La richiesta della signora di escludere i suoi campi, situati nella provincia di Ravenna, dall'attività venatoria è stata respinta dalla Regione in conformità alla legge vigente che ha constatato l'assenza di colture ad alta specializzazione nel fondo, rendendolo dunque non vulnerabile all'attività venatoria. È stato rilevato che le ragioni "etiche" non sono contemplate dalle disposizioni normative attuali.
Con il supporto delle associazioni animaliste, la decisione è stata impugnata presso il Tar sulla base di un presunto mancato rispetto del diritto all'obiezione di coscienza, richiamando l'articolo 9 della Convenzione Europea dei Diritti dell'Uomo (CEDU).
Tuttavia, il Tar ha emesso la propria sentenza, resa pubblica in data 6 maggio 2024, respingendo integralmente il ricorso e sottolineando come l'obiezione di coscienza non sia applicabile in tali contesti. Inoltre, ha evidenziato che la pianificazione faunistico-venatoria (e quindi l'accesso dei cacciatori ai terreni agricoli privati) tutela l'interesse pubblico, considerando anche la sicurezza stradale e la salvaguardia dell'agricoltura.

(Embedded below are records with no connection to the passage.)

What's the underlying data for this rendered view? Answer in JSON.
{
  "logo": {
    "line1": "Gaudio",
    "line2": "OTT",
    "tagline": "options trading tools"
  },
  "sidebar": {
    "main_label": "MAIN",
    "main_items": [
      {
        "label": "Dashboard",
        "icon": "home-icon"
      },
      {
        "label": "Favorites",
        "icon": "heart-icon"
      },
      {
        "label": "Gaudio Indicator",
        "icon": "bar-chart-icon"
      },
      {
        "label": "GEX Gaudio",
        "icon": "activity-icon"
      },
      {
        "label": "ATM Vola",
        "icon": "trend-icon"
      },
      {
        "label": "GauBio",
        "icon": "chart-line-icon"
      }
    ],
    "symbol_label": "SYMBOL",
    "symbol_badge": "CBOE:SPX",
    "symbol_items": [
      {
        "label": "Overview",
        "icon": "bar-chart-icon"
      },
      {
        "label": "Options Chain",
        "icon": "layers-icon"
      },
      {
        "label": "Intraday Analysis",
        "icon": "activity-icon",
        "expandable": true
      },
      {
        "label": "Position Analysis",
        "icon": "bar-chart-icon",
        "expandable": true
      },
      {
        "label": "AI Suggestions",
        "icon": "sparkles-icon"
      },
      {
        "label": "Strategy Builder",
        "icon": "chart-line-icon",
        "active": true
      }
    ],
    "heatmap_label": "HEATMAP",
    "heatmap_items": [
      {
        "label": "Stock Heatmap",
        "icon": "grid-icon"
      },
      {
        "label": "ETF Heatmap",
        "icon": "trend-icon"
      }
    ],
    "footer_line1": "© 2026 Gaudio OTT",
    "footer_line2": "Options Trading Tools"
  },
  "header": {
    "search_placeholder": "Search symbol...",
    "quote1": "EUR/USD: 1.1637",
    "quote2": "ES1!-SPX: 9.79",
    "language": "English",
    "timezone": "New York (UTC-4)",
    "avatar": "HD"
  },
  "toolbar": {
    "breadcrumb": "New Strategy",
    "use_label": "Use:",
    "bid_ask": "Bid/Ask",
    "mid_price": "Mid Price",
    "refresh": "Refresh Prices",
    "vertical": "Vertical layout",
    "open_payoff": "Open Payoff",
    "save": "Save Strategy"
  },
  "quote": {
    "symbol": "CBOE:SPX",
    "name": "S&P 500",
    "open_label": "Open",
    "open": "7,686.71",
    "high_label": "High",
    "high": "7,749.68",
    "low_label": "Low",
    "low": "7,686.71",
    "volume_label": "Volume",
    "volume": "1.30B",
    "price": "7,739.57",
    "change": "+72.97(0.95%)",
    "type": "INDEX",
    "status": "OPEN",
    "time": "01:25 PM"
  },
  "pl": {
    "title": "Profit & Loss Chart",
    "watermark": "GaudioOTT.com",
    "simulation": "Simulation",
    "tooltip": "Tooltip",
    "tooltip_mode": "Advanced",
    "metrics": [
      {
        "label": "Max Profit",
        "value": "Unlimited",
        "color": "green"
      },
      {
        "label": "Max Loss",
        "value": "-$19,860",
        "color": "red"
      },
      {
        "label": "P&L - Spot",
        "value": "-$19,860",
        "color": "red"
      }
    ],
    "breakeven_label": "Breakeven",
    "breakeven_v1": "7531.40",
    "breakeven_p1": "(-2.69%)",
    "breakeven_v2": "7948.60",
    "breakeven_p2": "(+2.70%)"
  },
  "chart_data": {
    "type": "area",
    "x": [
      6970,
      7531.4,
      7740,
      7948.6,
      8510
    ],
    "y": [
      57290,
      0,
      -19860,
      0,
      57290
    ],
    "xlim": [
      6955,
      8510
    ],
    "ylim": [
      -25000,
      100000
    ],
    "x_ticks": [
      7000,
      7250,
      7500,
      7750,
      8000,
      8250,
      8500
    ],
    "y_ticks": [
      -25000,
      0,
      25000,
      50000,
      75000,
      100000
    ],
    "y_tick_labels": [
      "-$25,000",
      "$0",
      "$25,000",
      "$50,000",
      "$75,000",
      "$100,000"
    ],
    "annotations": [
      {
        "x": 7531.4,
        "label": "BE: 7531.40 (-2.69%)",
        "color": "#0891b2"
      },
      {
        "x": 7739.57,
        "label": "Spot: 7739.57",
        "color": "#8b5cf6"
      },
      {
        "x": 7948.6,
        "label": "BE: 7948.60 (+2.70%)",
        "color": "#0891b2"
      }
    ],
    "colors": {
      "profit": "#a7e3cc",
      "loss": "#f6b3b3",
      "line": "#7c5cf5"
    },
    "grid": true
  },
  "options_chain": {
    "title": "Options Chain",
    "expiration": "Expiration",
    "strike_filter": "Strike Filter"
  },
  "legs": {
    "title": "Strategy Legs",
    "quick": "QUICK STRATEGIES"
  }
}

"Nella sentenza si osserva - si legge - che il Piano faunistico venatorio di cui all’art. 10 legge 157/92, contrariamente a quanto sostenuto dai ricorrenti, non mira a proteggere esclusivamente l'esercizio dell'attività venatoria, attività priva di copertura costituzionale. Esso difende specifici interessi pubblici di rilievo costituzionale con particolare riguardo alla conservazione e alla tutela della fauna selvatica e dell'ecosistema (Corte Costituzionale, 4 dicembre 2009, n.316)".